Las gotas de lluvia caían de un cielo negro, sin nubes, brillante y de color blanco lechoso, resplandeciendo contra la arena rojiza. Las estrellas habían caído y decidieron quedarsen el suelo, dejando el firmamento desnudo y vulnerable.
Extendieron la mano para tocar el negro, los dedos atravesaron la oscuridad y luego se iluminaron con fuego dorado.
Spock abrió los ojos, aun respirando con dificultad mientras descansaba junto a Jim. El más joven estaba jadeando por aire, con su cuerpo flácido.
Spock dejó que sus dedos trazaran líneas lentas a lo largo del torso de Jim, recorriendo la caja torácica y rodeando los pezones semiduros. Sin embargo, los ojos de Spock estaban fijos en la marca de la mordedura y en la piel magullada a su alrededor. Jim quedaría muy bien con esa cicatriz. Ahora todos sabrían que le pertenecía a él y solo a él.
"Oh, maldición", murmuró Jim, con la voz rasposa y cansada. "Está bien, eso fue ... en realidad no tengo palabras".
"Fascinante. James Tiberius Kirk se quedó sin habla", dijo Spock, levantando la cabeza para mirar a su ... amigo ... ¿compañero? "Creo que vale la pena enviar una notificación al perdico Vulcano".
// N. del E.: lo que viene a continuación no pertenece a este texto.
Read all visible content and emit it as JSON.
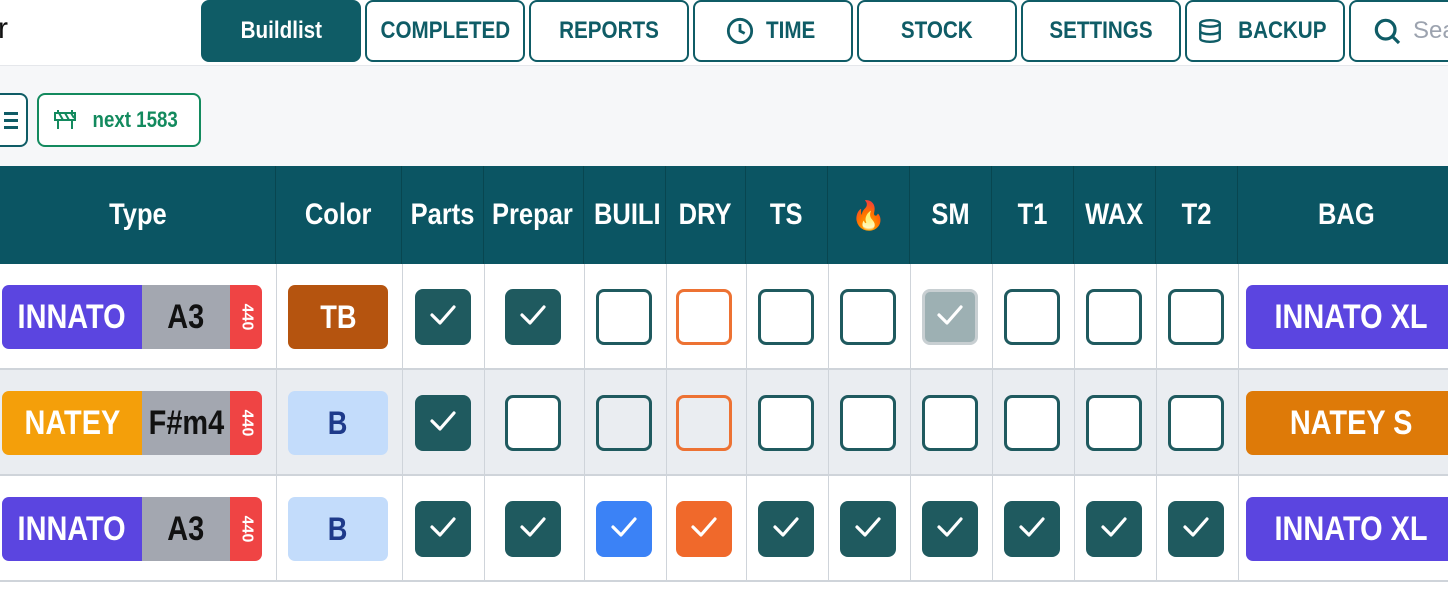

"Cállate, Spock," Jim le jalo la oreja. "Eso fue increíble. Si hubiera sabido que el sexo sería así, lo hubiera hecho hace años".
Spock gruñó y rodó sobre Jim de nuevo. "Eres mío."
Jim parpadeó, lamiendo sus labios. "Sí. Por supuesto, quiero decir, estamos vinculados. Soy tuyo hasta que estés a salvo de nuevo."
Spock sintió que su propio dolor se mezclaba con otro profundo y estaba seguro de que no era el suyo, pero antes de que pudiera sentirlo más, se había ido. "Ciertamente."
Jim sonrió ampliamente y luego gimió cuando Spock deslizó un dedo en su entrada. "¿O-otra vez?"
Spock sintió que sus oídos se calentaban, pero eligió mantener la compostura, incluso si su erección se estaba volviendo algo incómoda. "Jim, por lo que he llegado a saber, el Pon Farr puede durar hasta siete días".
Jim tragó. "Oh."
Spock se permitió sonreír al joven. "Ciertamente."
"Bueno, entonces ..." Jim se mordió el labio y luego sonrió con picardía. "Entonces, ¿qué estás esperando, Spock?"
Spock hizo un sonido de algo que no estaba seguro si era un gruñido o un ronroneo, pero cuando acorralo a Jim y escuchó al joven reír, no estaba particularmente dispuesto a preocuparse de ninguna manera.